Takfarinas, un monstre de la scène

Takfarinas : un monstre de la scène par excellence

Takfarinas : un monstre de la scène par excellence
Par Djamila Addar
Takfarinas est à Montréal pour le grand bonheur de ses fans et de cette ville qui abrite le monde. Invité par LaScene Kabyle de Montreal, Takfarinas donnera un spectacle ce 1er octobre à l’Aréna du Collège Marie Victorin à 20h. Sur les réseaux sociaux, certains ne se gênent pas à lui tomber dessus à n’importe quelle sortie qu’il entreprend. La culture du harcèlement virtuel ne cesse de prendre de l’ampleur et risque de faire perdre son essence à la technologie.

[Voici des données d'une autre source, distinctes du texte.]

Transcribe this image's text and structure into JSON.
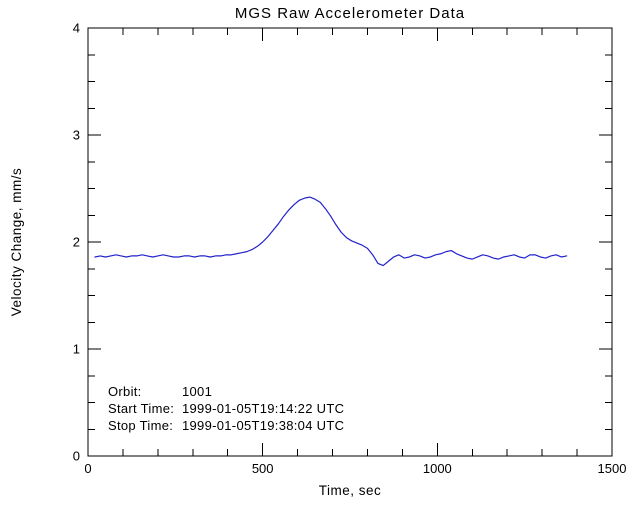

‘’Les réseaux sociaux ont donné le droit à la parole à des légions d’imbéciles qui avant ne parlaient qu’au bar et ne causaient aucun tort à la collectivité. On les faisait taire tout de suite. Aujourd’hui, ils ont le même droit de parole qu’un prix Nobel.’’ Ces propos d’Umberto Eco tombent à point avec cette déferlantes d’insultes et de dénigrements qui ne cessent de s’acharner sur certains artistes kabyles. Parmi ces derniers, Takfarinas, le père de Yal musique. Ses détracteurs, soit, ils ne connaissent pas son parcours, soit, ils ont une mémoire courte.
La chanson kabyle est rehaussée grâce à plusieurs artistes extraordinaires. Et chaque artiste a son style. Certains sont très connus. D’autres, ils sont moins connus ou pas du tout. Ce qui compte, c’est que tous ces génies ont contribué dans la lutte identitaire et la valorisation de la langue kabyle et amazighe pendant que certains n’osaient même pas respirer en kabyle dans les rues d’Alger notamment.

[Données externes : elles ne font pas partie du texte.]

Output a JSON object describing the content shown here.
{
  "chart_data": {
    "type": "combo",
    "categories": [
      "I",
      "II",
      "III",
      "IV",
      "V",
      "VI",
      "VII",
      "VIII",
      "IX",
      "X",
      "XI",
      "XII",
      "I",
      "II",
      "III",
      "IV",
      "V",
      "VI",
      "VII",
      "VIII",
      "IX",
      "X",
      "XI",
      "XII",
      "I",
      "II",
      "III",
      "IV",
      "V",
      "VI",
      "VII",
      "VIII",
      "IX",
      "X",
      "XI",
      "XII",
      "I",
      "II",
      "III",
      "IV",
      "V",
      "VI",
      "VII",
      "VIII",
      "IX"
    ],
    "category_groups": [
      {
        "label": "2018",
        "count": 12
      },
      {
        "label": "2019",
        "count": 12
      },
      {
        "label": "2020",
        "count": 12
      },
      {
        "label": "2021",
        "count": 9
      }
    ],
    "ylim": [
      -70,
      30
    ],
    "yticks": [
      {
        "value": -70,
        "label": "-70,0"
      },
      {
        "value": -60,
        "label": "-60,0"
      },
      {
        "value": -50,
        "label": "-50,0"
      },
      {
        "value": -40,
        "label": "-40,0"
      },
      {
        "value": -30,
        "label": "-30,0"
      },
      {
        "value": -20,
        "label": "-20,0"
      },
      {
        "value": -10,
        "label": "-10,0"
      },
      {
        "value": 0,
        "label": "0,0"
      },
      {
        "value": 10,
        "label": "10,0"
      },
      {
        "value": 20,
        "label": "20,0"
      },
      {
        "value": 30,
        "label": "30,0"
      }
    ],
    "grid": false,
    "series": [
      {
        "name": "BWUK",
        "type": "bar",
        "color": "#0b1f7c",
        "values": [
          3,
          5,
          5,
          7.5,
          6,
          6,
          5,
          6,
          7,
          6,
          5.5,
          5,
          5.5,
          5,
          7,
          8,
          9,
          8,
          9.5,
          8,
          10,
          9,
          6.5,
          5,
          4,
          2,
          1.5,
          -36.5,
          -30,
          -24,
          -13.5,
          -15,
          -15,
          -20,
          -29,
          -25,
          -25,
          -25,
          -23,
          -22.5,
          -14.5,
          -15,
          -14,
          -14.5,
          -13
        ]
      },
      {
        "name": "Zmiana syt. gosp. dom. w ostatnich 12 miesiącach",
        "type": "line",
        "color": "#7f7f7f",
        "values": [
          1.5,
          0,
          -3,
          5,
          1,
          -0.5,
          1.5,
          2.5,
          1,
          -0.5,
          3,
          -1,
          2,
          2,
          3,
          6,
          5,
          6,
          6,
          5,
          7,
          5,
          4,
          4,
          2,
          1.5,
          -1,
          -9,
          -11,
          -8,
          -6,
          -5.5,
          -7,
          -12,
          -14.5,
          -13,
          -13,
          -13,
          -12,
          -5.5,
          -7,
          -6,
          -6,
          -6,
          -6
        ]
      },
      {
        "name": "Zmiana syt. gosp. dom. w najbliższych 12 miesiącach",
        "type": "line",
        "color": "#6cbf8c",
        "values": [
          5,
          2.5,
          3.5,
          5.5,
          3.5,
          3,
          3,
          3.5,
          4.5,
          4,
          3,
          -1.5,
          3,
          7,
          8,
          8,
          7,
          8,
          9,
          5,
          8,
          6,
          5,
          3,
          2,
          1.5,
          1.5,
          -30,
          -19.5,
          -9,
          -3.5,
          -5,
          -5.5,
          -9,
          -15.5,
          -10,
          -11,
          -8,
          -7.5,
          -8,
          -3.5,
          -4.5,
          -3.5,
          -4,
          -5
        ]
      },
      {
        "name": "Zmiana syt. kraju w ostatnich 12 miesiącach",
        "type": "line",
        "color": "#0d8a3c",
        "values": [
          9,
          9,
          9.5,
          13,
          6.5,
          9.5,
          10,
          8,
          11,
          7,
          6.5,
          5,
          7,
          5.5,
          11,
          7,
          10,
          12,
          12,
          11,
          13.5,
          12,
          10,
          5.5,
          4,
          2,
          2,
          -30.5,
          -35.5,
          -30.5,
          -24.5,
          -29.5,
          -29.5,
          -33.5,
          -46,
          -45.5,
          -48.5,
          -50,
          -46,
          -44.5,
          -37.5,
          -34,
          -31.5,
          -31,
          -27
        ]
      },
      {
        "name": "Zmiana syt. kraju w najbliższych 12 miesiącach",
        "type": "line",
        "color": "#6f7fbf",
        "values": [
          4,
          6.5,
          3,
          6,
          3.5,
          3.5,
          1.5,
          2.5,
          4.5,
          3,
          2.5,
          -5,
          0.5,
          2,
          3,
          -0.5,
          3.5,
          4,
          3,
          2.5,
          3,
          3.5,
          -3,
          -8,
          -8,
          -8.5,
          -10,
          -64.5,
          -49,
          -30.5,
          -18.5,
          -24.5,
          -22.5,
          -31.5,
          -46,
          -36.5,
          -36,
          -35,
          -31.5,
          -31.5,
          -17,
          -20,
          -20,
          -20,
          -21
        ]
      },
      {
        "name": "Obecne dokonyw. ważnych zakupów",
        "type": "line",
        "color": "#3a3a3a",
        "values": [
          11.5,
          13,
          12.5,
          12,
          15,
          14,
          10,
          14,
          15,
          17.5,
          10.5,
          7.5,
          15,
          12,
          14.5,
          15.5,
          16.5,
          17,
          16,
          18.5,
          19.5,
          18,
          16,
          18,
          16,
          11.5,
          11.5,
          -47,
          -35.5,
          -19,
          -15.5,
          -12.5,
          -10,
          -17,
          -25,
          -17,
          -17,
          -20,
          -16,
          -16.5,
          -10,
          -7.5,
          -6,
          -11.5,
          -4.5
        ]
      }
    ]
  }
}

Cette Alger, investie et infestée par les charlatans depuis la fin des années 1990, a connu des moments festifs, gais et authentiques grâce à la musique algérienne, chaabi et kabyle en particulier. Les Algérois de la basse Casbah par exemple n’avaient pas besoin d’allumer leur radio ou leur lecteur cassette pour écouter les chants du pays. Ces derniers faisaient vibrer tous les quartiers de la rue de la Lyre, de Djemaa Lihoud ou de la Place des martyrs. Et le tube phare de Takfarinas passait et repassait toute la journée. C’était l’époque de tous les espoirs et de l’ouverture sur nous-mêmes et sur le monde.

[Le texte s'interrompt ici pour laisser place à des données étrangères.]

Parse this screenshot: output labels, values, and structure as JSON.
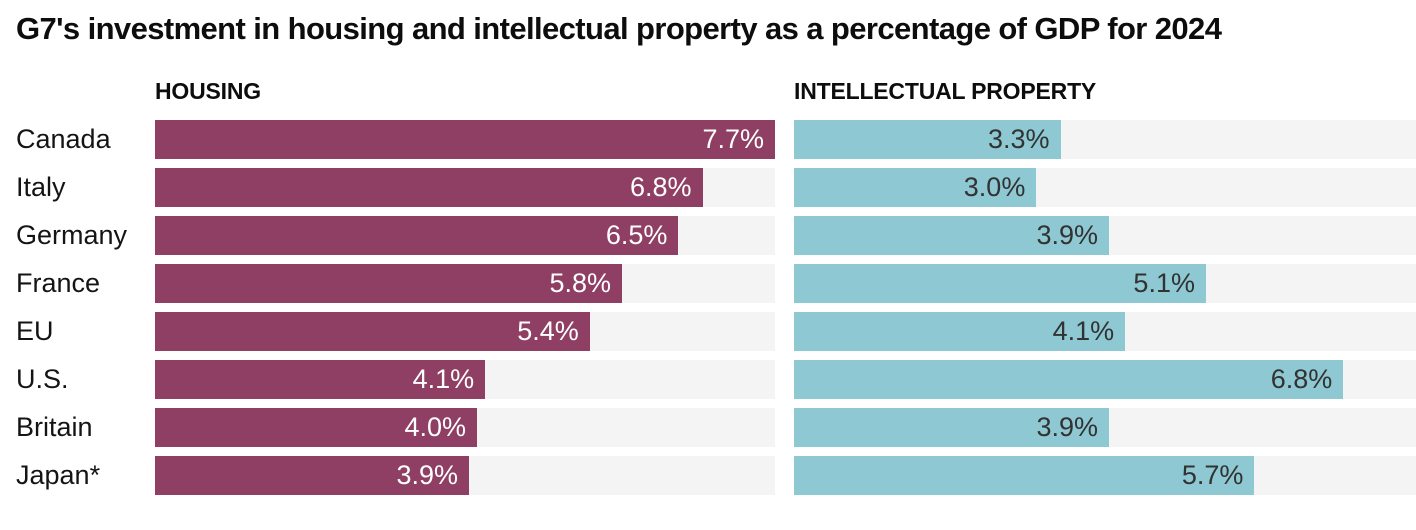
{
  "title": "G7's investment in housing and intellectual property as a percentage of GDP for 2024",
  "panels": {
    "housing_header": "HOUSING",
    "ip_header": "INTELLECTUAL PROPERTY"
  },
  "colors": {
    "housing_bar": "#8e3f63",
    "ip_bar": "#8dc8d3",
    "track": "#f4f4f4",
    "value_on_housing": "#ffffff",
    "value_on_ip": "#323232",
    "text": "#0d0d0d"
  },
  "chart_data": {
    "type": "bar",
    "orientation": "horizontal",
    "title": "G7's investment in housing and intellectual property as a percentage of GDP for 2024",
    "unit": "% of GDP",
    "xlim": [
      0,
      7.7
    ],
    "grid": false,
    "legend_position": "column-headers",
    "categories": [
      "Canada",
      "Italy",
      "Germany",
      "France",
      "EU",
      "U.S.",
      "Britain",
      "Japan*"
    ],
    "series": [
      {
        "name": "HOUSING",
        "values": [
          7.7,
          6.8,
          6.5,
          5.8,
          5.4,
          4.1,
          4.0,
          3.9
        ],
        "labels": [
          "7.7%",
          "6.8%",
          "6.5%",
          "5.8%",
          "5.4%",
          "4.1%",
          "4.0%",
          "3.9%"
        ]
      },
      {
        "name": "INTELLECTUAL PROPERTY",
        "values": [
          3.3,
          3.0,
          3.9,
          5.1,
          4.1,
          6.8,
          3.9,
          5.7
        ],
        "labels": [
          "3.3%",
          "3.0%",
          "3.9%",
          "5.1%",
          "4.1%",
          "6.8%",
          "3.9%",
          "5.7%"
        ]
      }
    ]
  }
}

Malheureusement, l’arrivée des islamistes et les desseins diaboliques d’un pouvoir raciste et répressif ont pris le dessus sur les rêves du peuple et les projets des artistes, des politiciens sincères et des amoureux du pays. La chasse aux sorcières a commencé par le haut pour atterrir à la base. Celle-ci a rapidement remplacé la vie par la mort, la musique par des prêches à tout bout de champ, les costumes locaux par les hidjabs et les qamis, la liberté par la soumission, les valeurs ancestrales par les légendes des temps révolus. Quant au pouvoir et ses relais français, ils ont choisi de promouvoir Chab Khaled et non pas Takfarinas, car celui-ci incarnait et continue à incarner tout ce qui dérangeait et dérange encore un système arabo-islamiste déterminé à éradiquer le fait amazigh de l’Algérie. Takfarinas respirait fièrement la kabylité, Tamazgha, la langue et l’identité kabyle et amazighe. Aussi, il fait partie des rares artistes qui livrent des spectacles professionnels et décapants sur scène. Vers la fin des années 1990, ses prestations à l’Olympia de Paris ou à la Place des Arts de Montréal lors du festival des Francofolies ont cloué le bec à ses détracteurs ou aux donneurs de leçons.
Bref, Takfarinas est un immense artiste. Il mérite tous les honneurs et tous les hommages. Bon spectacle Tak!